Глава 19
– Не помешал? – На губах вошедшего играла не предвещающая ничего хорошего улыбка.
– Да теперь уж… – пробормотал Дюльсендорф и опустил глаза.
Стучаться надо, хотела было сказать Света, но вместо этого молча забилась в угол, откуда смотрела на гостя исподлобья.
– Можно? – спросил гость, садясь на диван. – Я принёс к чаю пирожные. – Он протянул коробку, в каких обычно продают торты.
– Поставь, пожалуйста, чайник, – попросил Дюльсендорф, и Света удалилась на кухню.
– Как поживаете? Я вижу, у вас тут идиллия.
– Какая тут может быть идиллия… – вздохнул Дюльсендорф.
– Когда шляются всякие, – подхватил вошедший.
– Вы придаёте своей персоне слишком большое значение.
– Как и все мы. Хотя, впрочем… но это неважно.
– А что в таком случае важно?
– Важно? Важно… Наверно, вам будет важно узнать, что я иду на «вы».
– Вы объявляете мне войну?
– Что-то вроде того.
– И пришли вы, чтобы сказать мне об этом?
– Да, Дюльсендорф. А ещё чтобы попить с вами чаю и поболтать ни о чём. Вы любите болтать ни о чём?
– В зависимости от обстоятельств.
– Вот именно, в зависимости от обстоятельств.
– Скажите, а зачем вы это делаете?
– Начинаю войну?
– Нет, зачем вы мне об этом говорите?
– Это утонченная месть, Дюльсендорф. Я совсем не получу удовольствия, уничтожив вас внезапно. Это слишком безболезненно. Теперь же вы будете мучиться, делать поправки, совершать движения, и кто знает…
– Не сделаю ли я роковую глупость?
– Вы её уже сделали. Вы упустили сначала меня, потом её, а теперь и его. Вы теряете все значимые фигуры, Дюльсендорф, и начальство, я имею в виду ваше настоящее начальство, вынуждено будет принять меры.
– Я им нужен. Без меня…
– От вас тоже никакой пользы. Вы же скрываете всю более или менее важную информацию.
– Ну, это недоказуемо.
– Отнюдь нет.
– Хотите сказать…
– Нет, Дюльсндорф, это будет опять слишком мелко.
– А что же тогда не мелко? Привязать меня к столбу и кидать томагавки?
– Нет, Дюльсендорф. Индейцы пытали свои жертвы из уважения. Если вы помните, способность переносить пытки считалась у них хорошим тоном. Пытая, они тем самым признавали в противнике достойного человека. Я же обрекаю вас на совершенно иные пытки, пытки презрением. Знаете, какое самое изощрённое наказание для изменившей тебе супруги? Равнодушие. Полное равнодушие. Это ничего не значит! А следовательно, она тоже ничего не значит. Совсем ничего. Ни одна женщина не согласится быть никем… Ладно, Дюльсендорф, мне пора. Попью с вами чаю как-нибудь в другой раз. Пирожные кушайте смело, они не отравленные.
Сказав это, гость поднялся и вышел из вагона.
– Карл, это он? – спросила встревоженная Света.
Дюльсендорф утвердительно кивнул.
– Почему ты позволяешь ему так себя вести?

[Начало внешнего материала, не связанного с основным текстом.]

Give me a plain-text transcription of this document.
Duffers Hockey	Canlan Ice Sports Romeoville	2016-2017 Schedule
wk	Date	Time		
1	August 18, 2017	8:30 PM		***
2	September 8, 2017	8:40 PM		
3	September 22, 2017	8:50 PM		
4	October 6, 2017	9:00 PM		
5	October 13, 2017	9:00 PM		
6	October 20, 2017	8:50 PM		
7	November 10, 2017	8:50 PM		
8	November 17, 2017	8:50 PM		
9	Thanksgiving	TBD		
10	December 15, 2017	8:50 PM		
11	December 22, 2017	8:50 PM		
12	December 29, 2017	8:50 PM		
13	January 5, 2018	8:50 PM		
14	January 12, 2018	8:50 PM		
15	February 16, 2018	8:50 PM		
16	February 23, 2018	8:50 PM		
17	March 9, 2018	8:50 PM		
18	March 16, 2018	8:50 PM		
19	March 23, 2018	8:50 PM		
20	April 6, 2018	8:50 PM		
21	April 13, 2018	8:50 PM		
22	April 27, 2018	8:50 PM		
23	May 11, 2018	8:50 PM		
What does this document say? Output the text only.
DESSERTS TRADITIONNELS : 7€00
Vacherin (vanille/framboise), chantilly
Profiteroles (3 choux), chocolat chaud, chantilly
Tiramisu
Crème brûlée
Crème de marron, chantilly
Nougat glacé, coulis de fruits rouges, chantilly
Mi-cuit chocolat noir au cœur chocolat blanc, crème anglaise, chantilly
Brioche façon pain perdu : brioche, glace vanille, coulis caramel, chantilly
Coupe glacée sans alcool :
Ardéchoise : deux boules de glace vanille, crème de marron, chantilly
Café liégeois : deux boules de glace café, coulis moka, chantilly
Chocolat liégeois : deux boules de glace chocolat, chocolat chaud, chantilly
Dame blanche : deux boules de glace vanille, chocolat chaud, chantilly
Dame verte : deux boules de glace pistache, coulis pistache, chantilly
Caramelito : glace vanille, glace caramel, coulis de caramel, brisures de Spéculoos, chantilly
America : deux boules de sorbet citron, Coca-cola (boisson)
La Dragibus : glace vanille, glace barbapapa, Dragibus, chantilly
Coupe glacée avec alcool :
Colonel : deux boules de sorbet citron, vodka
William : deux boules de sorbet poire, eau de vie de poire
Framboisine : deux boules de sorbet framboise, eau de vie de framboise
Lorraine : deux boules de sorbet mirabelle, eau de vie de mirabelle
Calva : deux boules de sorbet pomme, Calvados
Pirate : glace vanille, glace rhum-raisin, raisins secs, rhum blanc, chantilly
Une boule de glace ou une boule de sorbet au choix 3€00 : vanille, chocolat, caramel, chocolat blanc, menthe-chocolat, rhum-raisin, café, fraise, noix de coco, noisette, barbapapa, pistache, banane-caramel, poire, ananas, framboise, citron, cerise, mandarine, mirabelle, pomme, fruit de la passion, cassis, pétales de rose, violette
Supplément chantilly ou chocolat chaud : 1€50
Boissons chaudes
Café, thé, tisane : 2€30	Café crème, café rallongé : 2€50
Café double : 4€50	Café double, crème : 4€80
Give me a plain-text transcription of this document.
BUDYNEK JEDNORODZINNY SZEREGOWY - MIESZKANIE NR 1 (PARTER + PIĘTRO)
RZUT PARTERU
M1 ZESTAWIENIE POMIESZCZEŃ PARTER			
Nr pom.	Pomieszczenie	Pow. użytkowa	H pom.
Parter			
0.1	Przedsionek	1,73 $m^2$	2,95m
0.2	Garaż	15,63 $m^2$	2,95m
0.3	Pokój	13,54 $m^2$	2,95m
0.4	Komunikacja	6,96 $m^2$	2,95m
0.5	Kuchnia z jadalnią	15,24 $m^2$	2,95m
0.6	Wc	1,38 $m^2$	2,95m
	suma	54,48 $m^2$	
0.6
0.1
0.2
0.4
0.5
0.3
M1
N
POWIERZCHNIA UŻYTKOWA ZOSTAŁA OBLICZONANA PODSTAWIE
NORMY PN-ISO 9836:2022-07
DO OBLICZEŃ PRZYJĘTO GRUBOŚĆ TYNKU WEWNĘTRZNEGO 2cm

– Потому что он вне досягаемости.
– Но ты бы мог…
– Если бы я мог, он бы не пришёл. Он очень осторожен, несмотря на видимую бесшабашную наглость.
– Что ему надо?
– Он хочет меня уничтожить.
– Убить?
– Это было бы слишком просто.
– Тогда…
– Тогда ты сейчас соберёшь свои вещи и уедешь отсюда на край света. И лучше всего, если никто, ни одна живая душа не будет знать, куда ты делась.
– Я не брошу тебя.
– А чем ты мне сможешь помочь? Пойми, в таких делах ты балласт, а мне надо быть налегке. Ты – уязвимое место.
– Не прогоняй меня…
– Это решённый вопрос. Собирайся.
– А что будешь делать ты?
– Воевать. И в первую очередь, я навещу объект. Но это немного погодя.